Vi isso em uma das palestras do professor Kim Kyung-il. Não sei se a ideia é originalmente dele ou se ele estava citando alguém, mas ele menciona isso em uma das apresentações no YouTube.
Antigamente, achei interessante um artigo que fazia autenticação com base na velocidade de digitação da senha.
Por exemplo, se fosse uma senha com 10 caracteres no total, a autenticação era feita por um padrão de comportamento em que, para cada caractere, os intervalos digitados mais rapidamente e os digitados mais lentamente tendiam a ser praticamente os mesmos toda vez para a mesma pessoa.

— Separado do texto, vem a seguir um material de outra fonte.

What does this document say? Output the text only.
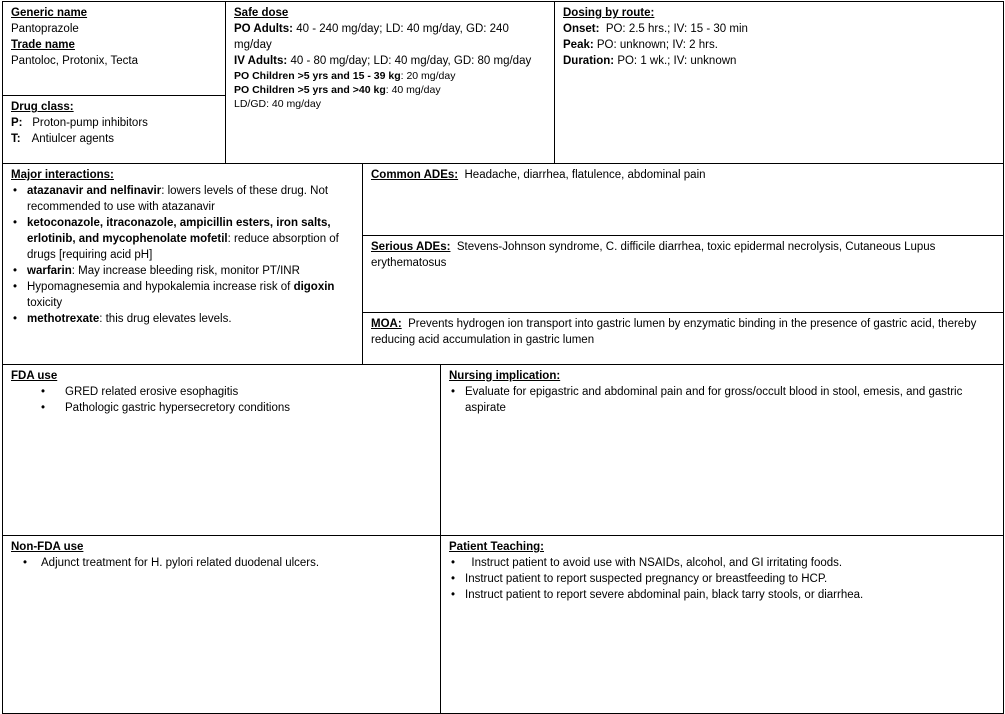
Generic name
Pantoprazole
Trade name
Pantoloc, Protonix, Tecta
Drug class:
P: Proton-pump inhibitors
T: Antiulcer agents
Safe dose
PO Adults: 40 - 240 mg/day; LD: 40 mg/day, GD: 240 mg/day
IV Adults: 40 - 80 mg/day; LD: 40 mg/day, GD: 80 mg/day
PO Children >5 yrs and 15 - 39 kg: 20 mg/day
PO Children >5 yrs and >40 kg: 40 mg/day
LD/GD: 40 mg/day
Dosing by route:
Onset: PO: 2.5 hrs.; IV: 15 - 30 min
Peak: PO: unknown; IV: 2 hrs.
Duration: PO: 1 wk.; IV: unknown
Major interactions:
• atazanavir and nelfinavir: lowers levels of these drug. Not recommended to use with atazanavir
• ketoconazole, itraconazole, ampicillin esters, iron salts, erlotinib, and mycophenolate mofetil: reduce absorption of drugs [requiring acid pH]
• warfarin: May increase bleeding risk, monitor PT/INR
• Hypomagnesemia and hypokalemia increase risk of digoxin toxicity
• methotrexate: this drug elevates levels.
Common ADEs: Headache, diarrhea, flatulence, abdominal pain
Serious ADEs: Stevens-Johnson syndrome, C. difficile diarrhea, toxic epidermal necrolysis, Cutaneous Lupus erythematosus
MOA: Prevents hydrogen ion transport into gastric lumen by enzymatic binding in the presence of gastric acid, thereby reducing acid accumulation in gastric lumen
FDA use
• GRED related erosive esophagitis
• Pathologic gastric hypersecretory conditions
Nursing implication:
• Evaluate for epigastric and abdominal pain and for gross/occult blood in stool, emesis, and gastric aspirate
Non-FDA use
• Adjunct treatment for H. pylori related duodenal ulcers.
Patient Teaching:
• Instruct patient to avoid use with NSAIDs, alcohol, and GI irritating foods.
• Instruct patient to report suspected pregnancy or breastfeeding to HCP.
• Instruct patient to report severe abdominal pain, black tarry stools, or diarrhea.
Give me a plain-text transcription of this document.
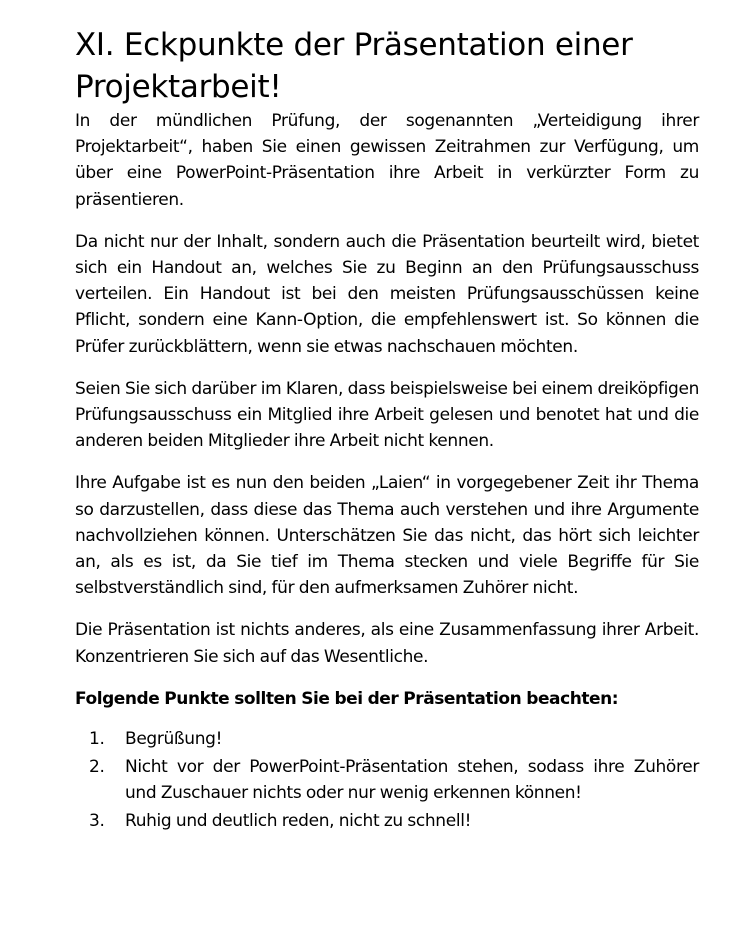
XI. Eckpunkte der Präsentation einer Projektarbeit!

In der mündlichen Prüfung, der sogenannten „Verteidigung ihrer Projektarbeit“, haben Sie einen gewissen Zeitrahmen zur Verfügung, um über eine PowerPoint-Präsentation ihre Arbeit in verkürzter Form zu präsentieren.

Da nicht nur der Inhalt, sondern auch die Präsentation beurteilt wird, bietet sich ein Handout an, welches Sie zu Beginn an den Prüfungsausschuss verteilen. Ein Handout ist bei den meisten Prüfungsausschüssen keine Pflicht, sondern eine Kann-Option, die empfehlenswert ist. So können die Prüfer zurückblättern, wenn sie etwas nachschauen möchten.

Seien Sie sich darüber im Klaren, dass beispielsweise bei einem dreiköpfigen Prüfungsausschuss ein Mitglied ihre Arbeit gelesen und benotet hat und die anderen beiden Mitglieder ihre Arbeit nicht kennen.

Ihre Aufgabe ist es nun den beiden „Laien“ in vorgegebener Zeit ihr Thema so darzustellen, dass diese das Thema auch verstehen und ihre Argumente nachvollziehen können. Unterschätzen Sie das nicht, das hört sich leichter an, als es ist, da Sie tief im Thema stecken und viele Begriffe für Sie selbstverständlich sind, für den aufmerksamen Zuhörer nicht.

Die Präsentation ist nichts anderes, als eine Zusammenfassung ihrer Arbeit. Konzentrieren Sie sich auf das Wesentliche.

Folgende Punkte sollten Sie bei der Präsentation beachten:

1. Begrüßung!
2. Nicht vor der PowerPoint-Präsentation stehen, sodass ihre Zuhörer und Zuschauer nichts oder nur wenig erkennen können!
3. Ruhig und deutlich reden, nicht zu schnell!
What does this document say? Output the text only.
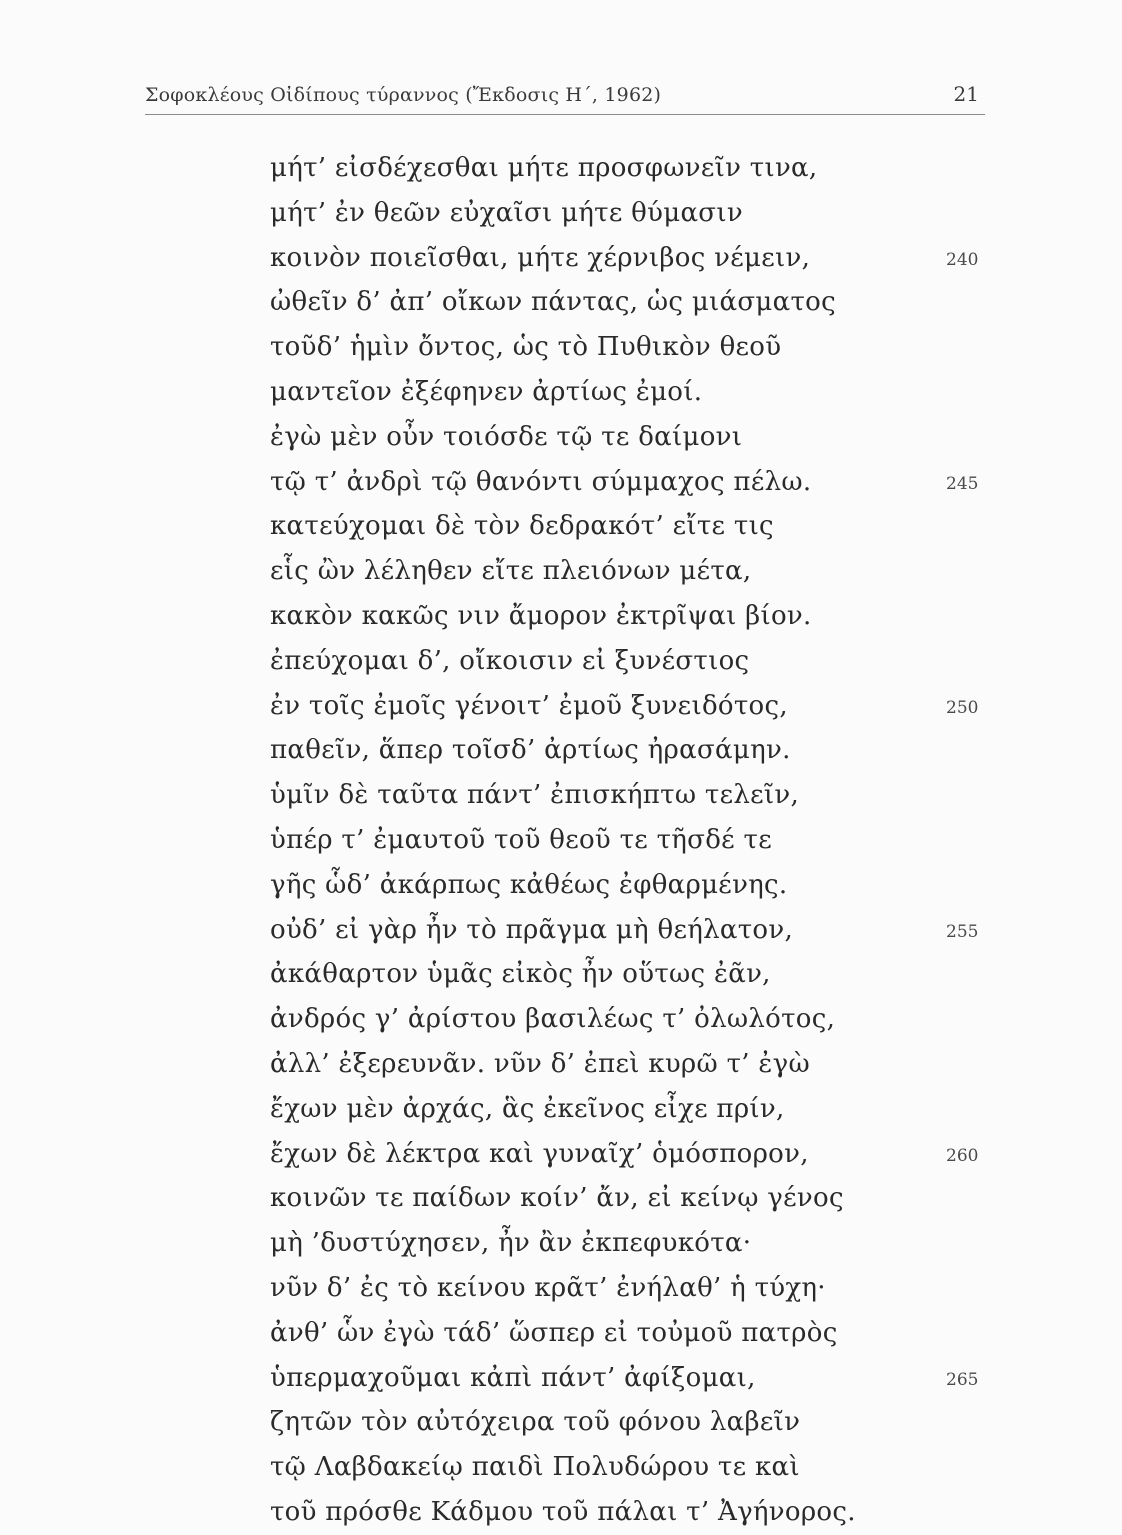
Σοφοκλέους Οἰδίπους τύραννος (Ἔκδοσις Η΄, 1962)	21
μήτ’ εἰσδέχεσθαι μήτε προσφωνεῖν τινα,
μήτ’ ἐν θεῶν εὐχαῖσι μήτε θύμασιν
κοινὸν ποιεῖσθαι, μήτε χέρνιβος νέμειν,	240
ὠθεῖν δ’ ἀπ’ οἴκων πάντας, ὡς μιάσματος
τοῦδ’ ἡμὶν ὄντος, ὡς τὸ Πυθικὸν θεοῦ
μαντεῖον ἐξέφηνεν ἀρτίως ἐμοί.
ἐγὼ μὲν οὖν τοιόσδε τῷ τε δαίμονι
τῷ τ’ ἀνδρὶ τῷ θανόντι σύμμαχος πέλω.	245
κατεύχομαι δὲ τὸν δεδρακότ’ εἴτε τις
εἷς ὢν λέληθεν εἴτε πλειόνων μέτα,
κακὸν κακῶς νιν ἄμορον ἐκτρῖψαι βίον.
ἐπεύχομαι δ’, οἴκοισιν εἰ ξυνέστιος
ἐν τοῖς ἐμοῖς γένοιτ’ ἐμοῦ ξυνειδότος,	250
παθεῖν, ἅπερ τοῖσδ’ ἀρτίως ἠρασάμην.
ὑμῖν δὲ ταῦτα πάντ’ ἐπισκήπτω τελεῖν,
ὑπέρ τ’ ἐμαυτοῦ τοῦ θεοῦ τε τῆσδέ τε
γῆς ὧδ’ ἀκάρπως κἀθέως ἐφθαρμένης.
οὐδ’ εἰ γὰρ ἦν τὸ πρᾶγμα μὴ θεήλατον,	255
ἀκάθαρτον ὑμᾶς εἰκὸς ἦν οὕτως ἐᾶν,
ἀνδρός γ’ ἀρίστου βασιλέως τ’ ὀλωλότος,
ἀλλ’ ἐξερευνᾶν. νῦν δ’ ἐπεὶ κυρῶ τ’ ἐγὼ
ἔχων μὲν ἀρχάς, ἃς ἐκεῖνος εἶχε πρίν,
ἔχων δὲ λέκτρα καὶ γυναῖχ’ ὁμόσπορον,	260
κοινῶν τε παίδων κοίν’ ἄν, εἰ κείνῳ γένος
μὴ ’δυστύχησεν, ἦν ἂν ἐκπεφυκότα·
νῦν δ’ ἐς τὸ κείνου κρᾶτ’ ἐνήλαθ’ ἡ τύχη·
ἀνθ’ ὧν ἐγὼ τάδ’ ὥσπερ εἰ τοὐμοῦ πατρὸς
ὑπερμαχοῦμαι κἀπὶ πάντ’ ἀφίξομαι,	265
ζητῶν τὸν αὐτόχειρα τοῦ φόνου λαβεῖν
τῷ Λαβδακείῳ παιδὶ Πολυδώρου τε καὶ
τοῦ πρόσθε Κάδμου τοῦ πάλαι τ’ Ἀγήνορος.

Fiquei surpreso com o fato de ser mais preciso do que eu imaginava.
Acho que programas de CAPTCHA que exigem pouca ou nenhuma entrada do usuário talvez funcionem de forma parecida com isso.
Ah, a ideia de identificar pela forma de digitar também é interessante.
Os exemplos apresentados no artigo não são práticos, mas achei interessante a ideia de encarar os limites da cognição humana não como uma fraqueza, e sim como uma característica exclusivamente humana, e aproveitá-los — então resolvi fazer um resumo.
Como você disse, essa mudança de perspectiva é impressionante.